You didn't say if the center frequency and shape of your filter was correct. If the dielectric constant is different at X-band, that could account for the apparent increase in loss. Also, these filters will radiate some energy. If you can pass your filter thru a tunnel shield (<1/2 wave wide) you can prevent radiation. I've used the TTech machine for X-band designs.

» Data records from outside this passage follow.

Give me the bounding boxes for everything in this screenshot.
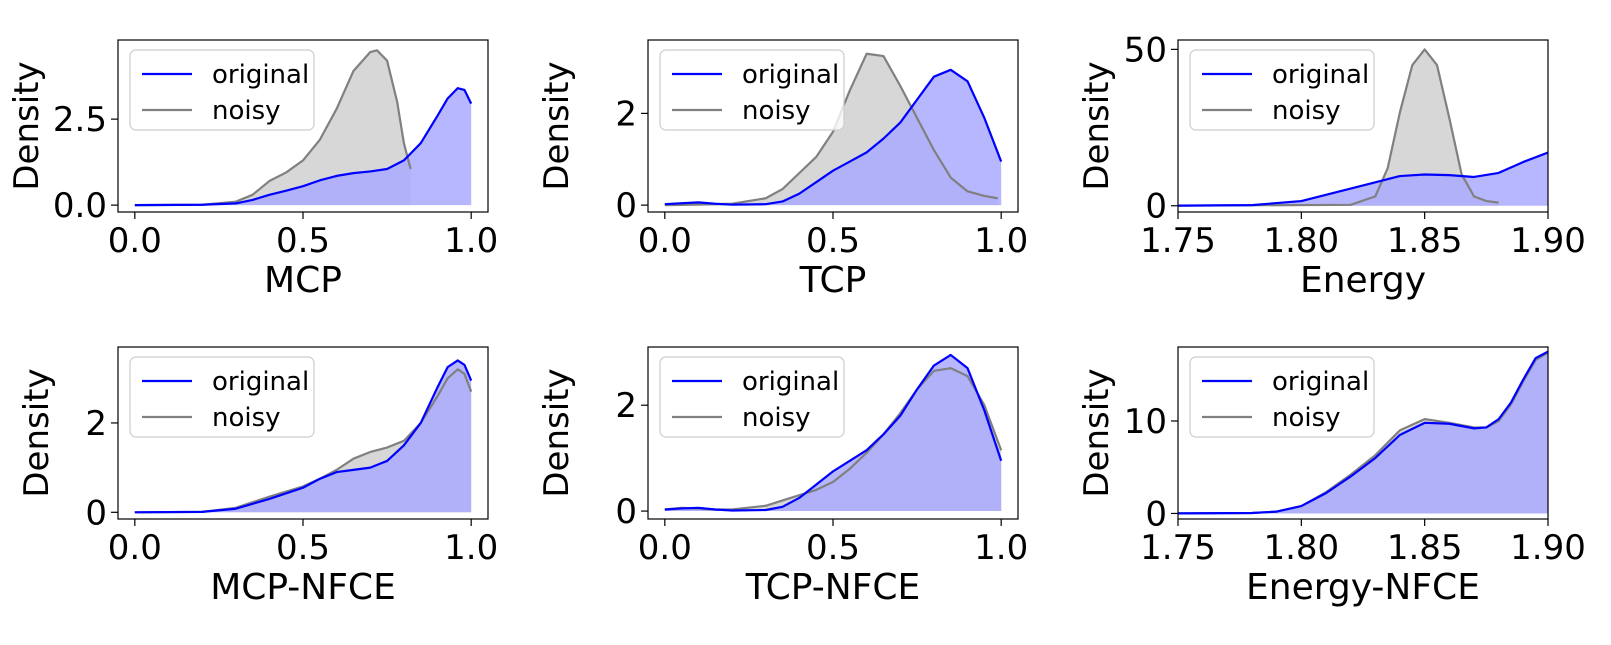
legend-label-noisy: noisy — [742, 403, 811, 433]
plot-area — [134, 49, 473, 207]
legend-label-original: original — [1272, 367, 1369, 397]
legend-label-noisy: noisy — [212, 403, 281, 433]
original-density-fill — [1178, 152, 1548, 206]
x-tick-label: 1.80 — [1263, 528, 1339, 568]
y-tick-label: 0 — [615, 186, 637, 226]
y-axis-label: Density — [537, 368, 577, 497]
noisy-density-line — [1178, 48, 1499, 207]
legend: original noisy — [129, 49, 315, 131]
legend-label-noisy: noisy — [1272, 96, 1341, 126]
noisy-density-fill — [1178, 49, 1499, 206]
original-density-fill — [1178, 351, 1548, 514]
legend-label-noisy: noisy — [1272, 403, 1341, 433]
legend-label-original: original — [742, 367, 839, 397]
original-density-line — [1178, 350, 1548, 515]
x-tick-label: 0.5 — [276, 221, 330, 261]
x-tick-label: 0.5 — [806, 221, 860, 261]
subplot-2: 0.0 0.5 1.0 0 2 TCP Density original noisy — [537, 39, 1028, 301]
plot-area — [1178, 350, 1548, 515]
x-tick-label: 0.0 — [108, 528, 162, 568]
original-density-line — [664, 353, 1003, 512]
y-tick-label: 2 — [615, 94, 637, 134]
x-axis-label: MCP-NFCE — [210, 567, 396, 608]
plot-area — [134, 359, 473, 514]
x-tick-label: 1.0 — [444, 528, 498, 568]
x-tick-label: 1.85 — [1387, 221, 1463, 261]
x-tick-label: 0.0 — [638, 528, 692, 568]
axes-frame — [1177, 39, 1549, 213]
legend: original noisy — [129, 356, 315, 438]
x-axis-label: Energy-NFCE — [1246, 567, 1480, 608]
x-tick-label: 1.80 — [1263, 221, 1339, 261]
x-tick-label: 1.90 — [1510, 528, 1586, 568]
x-tick-label: 1.75 — [1140, 221, 1216, 261]
legend-label-original: original — [212, 367, 309, 397]
y-tick-label: 2 — [615, 386, 637, 426]
x-tick-label: 0.5 — [276, 528, 330, 568]
x-tick-label: 1.90 — [1510, 221, 1586, 261]
subplot-5: 0.0 0.5 1.0 0 2 TCP-NFCE Density original noisy — [537, 346, 1028, 608]
noisy-density-line — [134, 49, 412, 207]
y-tick-label: 50 — [1124, 30, 1167, 70]
y-axis-label: Density — [1077, 61, 1117, 190]
noisy-density-line — [134, 368, 473, 514]
original-density-fill — [134, 360, 472, 513]
x-tick-label: 0.0 — [638, 221, 692, 261]
x-tick-label: 1.75 — [1140, 528, 1216, 568]
x-axis-label: MCP — [264, 260, 342, 301]
y-axis-label: Density — [17, 368, 57, 497]
subplot-3: 1.75 1.80 1.85 1.90 0 50 Energy Density original… — [1077, 30, 1586, 301]
plot-area — [664, 353, 1003, 512]
y-axis-label: Density — [7, 61, 47, 190]
original-density-fill — [664, 69, 1002, 206]
x-tick-label: 1.0 — [444, 221, 498, 261]
subplot-4: 0.0 0.5 1.0 0 2 MCP-NFCE Density original noisy — [17, 346, 498, 608]
y-axis-label: Density — [1077, 368, 1117, 497]
original-density-line — [134, 87, 473, 207]
x-tick-label: 1.85 — [1387, 528, 1463, 568]
plot-area — [664, 52, 1003, 207]
y-tick-label: 10 — [1124, 402, 1167, 442]
y-tick-label: 0 — [85, 493, 107, 533]
noisy-density-line — [664, 52, 999, 207]
original-density-line — [664, 68, 1003, 206]
y-tick-label: 0 — [1145, 494, 1167, 534]
y-axis-label: Density — [537, 61, 577, 190]
legend: original noisy — [659, 49, 845, 131]
y-tick-label: 2 — [85, 404, 107, 444]
legend-label-noisy: noisy — [212, 96, 281, 126]
legend-label-original: original — [742, 60, 839, 90]
noisy-density-fill — [134, 50, 411, 206]
y-tick-label: 0 — [1145, 187, 1167, 227]
legend-label-original: original — [1272, 60, 1369, 90]
x-axis-label: Energy — [1300, 260, 1426, 301]
x-tick-label: 1.0 — [974, 528, 1028, 568]
original-density-fill — [134, 88, 472, 206]
original-density-line — [1178, 151, 1548, 207]
legend: original noisy — [1189, 49, 1375, 131]
x-tick-label: 0.5 — [806, 528, 860, 568]
plot-area — [1178, 48, 1548, 207]
y-tick-label: 0.0 — [53, 186, 107, 226]
legend: original noisy — [1189, 356, 1375, 438]
x-tick-label: 1.0 — [974, 221, 1028, 261]
legend-label-original: original — [212, 60, 309, 90]
subplot-1: 0.0 0.5 1.0 0.0 2.5 MCP Density original noisy — [7, 39, 498, 301]
y-tick-label: 0 — [615, 492, 637, 532]
x-axis-label: TCP — [799, 260, 867, 301]
subplot-6: 1.75 1.80 1.85 1.90 0 10 Energy-NFCE Density ori… — [1077, 346, 1586, 608]
legend: original noisy — [659, 356, 845, 438]
legend-label-noisy: noisy — [742, 96, 811, 126]
y-tick-label: 2.5 — [53, 100, 107, 140]
x-tick-label: 0.0 — [108, 221, 162, 261]
x-axis-label: TCP-NFCE — [745, 567, 920, 608]
original-density-fill — [664, 354, 1002, 512]
axes-frame — [1177, 346, 1549, 520]
original-density-line — [134, 359, 473, 514]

Thanks for the response edf and its good to know someone has had some luck using routers at high frequency. The center frequency was close and the passband was mostly correct, but the loss was very high (passband below -20dB if I recall correctly). This particular filter was a 6 order edge coupled design and had some very tight spacing necessary for sufficient coupling. I think this is where the router had issue. I just got some boards in etched professionally on the same material. They turned out very well. Within 1dB of the expected loss (with connectors, which I did not model) and maybe 100MHz lower. The etched boards were eneg plated, which I also didn't model, so I'm thinking maybe this caused the frequency shift. I suspect lower orders and looser spacing might be acceptable on the router. I was concerned that maybe the surface roughness was just too great at X-band.
I always adjust my design parameters so that there are now gaps less than 9mil!
Then it is unlikely that roughness is the issue. Roughness causes both losses and extra surface impedance (inductive), so it will de-tune your filter in addition to losses.
I would look for some small gap somewhere in the feedlines, or bad soldering of connectors.